Two years after that conversation, the rigged polls forced many young, disgruntled polling agents to venture into the other Kashmir for the adventure that proved as a watershed event in Kashmir’s history. Amid guns and gunmen, Gigoo and most of his tribe fled the polarised valley, apparently to safeguard their neutrality. They never returned despite some shrill campaigners in their ranks asserting that they’re homebound, sooner or later.
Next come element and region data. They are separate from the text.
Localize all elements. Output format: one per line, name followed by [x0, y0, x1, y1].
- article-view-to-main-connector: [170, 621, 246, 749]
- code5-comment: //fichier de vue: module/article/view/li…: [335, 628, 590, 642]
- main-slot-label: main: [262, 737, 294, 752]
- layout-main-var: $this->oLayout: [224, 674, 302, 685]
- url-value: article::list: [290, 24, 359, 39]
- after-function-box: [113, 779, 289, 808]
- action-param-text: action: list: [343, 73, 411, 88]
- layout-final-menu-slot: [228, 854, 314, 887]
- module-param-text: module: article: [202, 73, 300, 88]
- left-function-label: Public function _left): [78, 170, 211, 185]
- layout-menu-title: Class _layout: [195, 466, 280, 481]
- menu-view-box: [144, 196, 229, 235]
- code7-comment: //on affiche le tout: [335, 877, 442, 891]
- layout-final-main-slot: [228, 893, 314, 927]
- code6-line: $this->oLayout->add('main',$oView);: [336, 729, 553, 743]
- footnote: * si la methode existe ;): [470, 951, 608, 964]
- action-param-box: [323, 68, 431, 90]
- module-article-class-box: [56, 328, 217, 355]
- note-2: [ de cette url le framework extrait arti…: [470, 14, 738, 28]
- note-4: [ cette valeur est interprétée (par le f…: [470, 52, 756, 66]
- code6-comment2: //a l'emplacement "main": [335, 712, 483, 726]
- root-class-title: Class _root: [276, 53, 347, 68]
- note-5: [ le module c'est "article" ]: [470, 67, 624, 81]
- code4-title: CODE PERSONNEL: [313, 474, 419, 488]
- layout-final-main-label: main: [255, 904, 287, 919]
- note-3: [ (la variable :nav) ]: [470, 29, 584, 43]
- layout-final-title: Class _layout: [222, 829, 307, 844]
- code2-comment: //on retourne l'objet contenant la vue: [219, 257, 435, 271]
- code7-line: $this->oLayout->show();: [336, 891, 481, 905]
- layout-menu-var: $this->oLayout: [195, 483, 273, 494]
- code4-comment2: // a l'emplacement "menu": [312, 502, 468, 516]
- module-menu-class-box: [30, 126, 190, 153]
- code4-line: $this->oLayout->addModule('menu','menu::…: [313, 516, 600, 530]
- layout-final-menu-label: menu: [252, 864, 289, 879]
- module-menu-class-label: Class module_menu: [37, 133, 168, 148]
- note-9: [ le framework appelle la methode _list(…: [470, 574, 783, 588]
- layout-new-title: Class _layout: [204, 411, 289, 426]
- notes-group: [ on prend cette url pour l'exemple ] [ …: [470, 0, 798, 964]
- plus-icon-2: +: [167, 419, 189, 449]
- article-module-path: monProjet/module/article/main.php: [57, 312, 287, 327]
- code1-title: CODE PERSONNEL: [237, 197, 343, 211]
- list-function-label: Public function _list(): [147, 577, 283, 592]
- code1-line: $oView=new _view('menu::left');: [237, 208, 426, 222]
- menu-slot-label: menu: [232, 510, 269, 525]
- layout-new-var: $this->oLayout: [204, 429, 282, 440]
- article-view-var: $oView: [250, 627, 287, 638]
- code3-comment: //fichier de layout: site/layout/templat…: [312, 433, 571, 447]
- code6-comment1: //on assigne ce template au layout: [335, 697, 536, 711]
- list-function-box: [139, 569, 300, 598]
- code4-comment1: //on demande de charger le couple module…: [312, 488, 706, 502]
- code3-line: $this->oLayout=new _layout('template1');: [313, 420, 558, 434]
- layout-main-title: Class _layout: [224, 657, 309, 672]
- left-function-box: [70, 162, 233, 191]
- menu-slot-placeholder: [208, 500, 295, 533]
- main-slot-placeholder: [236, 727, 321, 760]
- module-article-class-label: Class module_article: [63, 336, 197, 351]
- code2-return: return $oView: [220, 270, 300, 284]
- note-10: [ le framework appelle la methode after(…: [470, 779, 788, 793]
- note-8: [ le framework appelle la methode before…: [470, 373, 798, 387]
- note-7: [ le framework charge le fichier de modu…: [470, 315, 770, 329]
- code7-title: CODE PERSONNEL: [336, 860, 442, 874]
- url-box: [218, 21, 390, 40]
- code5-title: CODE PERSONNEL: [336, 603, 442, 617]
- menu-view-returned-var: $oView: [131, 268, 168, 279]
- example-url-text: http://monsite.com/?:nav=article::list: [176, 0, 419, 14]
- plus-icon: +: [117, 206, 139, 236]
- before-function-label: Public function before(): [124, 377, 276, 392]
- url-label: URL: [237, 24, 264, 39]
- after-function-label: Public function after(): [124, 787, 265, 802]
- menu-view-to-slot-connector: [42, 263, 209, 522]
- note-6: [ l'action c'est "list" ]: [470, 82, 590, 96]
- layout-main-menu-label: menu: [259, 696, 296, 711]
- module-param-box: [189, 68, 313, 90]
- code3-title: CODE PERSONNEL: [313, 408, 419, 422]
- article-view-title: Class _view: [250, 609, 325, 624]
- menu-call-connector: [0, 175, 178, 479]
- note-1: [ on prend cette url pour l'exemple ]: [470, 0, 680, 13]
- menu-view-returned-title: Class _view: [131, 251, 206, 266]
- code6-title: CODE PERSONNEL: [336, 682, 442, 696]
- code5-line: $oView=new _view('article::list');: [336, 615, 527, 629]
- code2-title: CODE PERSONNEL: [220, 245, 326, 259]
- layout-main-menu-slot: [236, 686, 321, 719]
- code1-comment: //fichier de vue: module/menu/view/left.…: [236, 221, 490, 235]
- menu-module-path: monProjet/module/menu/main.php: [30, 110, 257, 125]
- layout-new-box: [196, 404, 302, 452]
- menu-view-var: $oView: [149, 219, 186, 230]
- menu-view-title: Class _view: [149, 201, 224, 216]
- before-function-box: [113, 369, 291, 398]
In the Valley, everything started changing. Neither the chatters remained, nor the coffee house. But Rehman survived. He adhered close to his neutral position and never let the repeated assaults on his brethren change his stance. He had become a prisoner of his conviction—no matter how, at times, the same appeared a naked abuse to him.

But 2016 was different. Never in his 55 years of life, had he seen people questioning his belief—until the boys on street did. He knew it how these boys facing bullets and pellets were being hailed as soldiers on the street, challenging Delhi’s might with stones. He also realised how the brutal state’s response lowered nearly hundred Kashmiris into graves, injured thousands and blinded hundreds.

These grim statistics were perhaps the daily newspaper feed that he used to consume. They were not to challenge his neutrality—but slowly, the street shrill began playing loud on his mind.

Away from the media gaze, the locked down localities were already behaving uncanny. Ire directed at some comfortable class, with enough riches, for questioning the resolve of commoners and making a mess of the movement. The young and enraged wouldn’t take it anymore, and subject those men to scorn and scrutiny during those street chats on the classic shopfront gatherings.

But Rehman would never indulge in such discussions. His only worry was that he had now become a street subject—something he least desired. He even realised during those solitary strolls that it was indeed a death of his detachment.

Perhaps the rule of the game was to make one’s stand clear, or face questions. ‘Now, they’re scrutinizing our silence, too,’ this is how one government cleric described it from a mosque pulpit.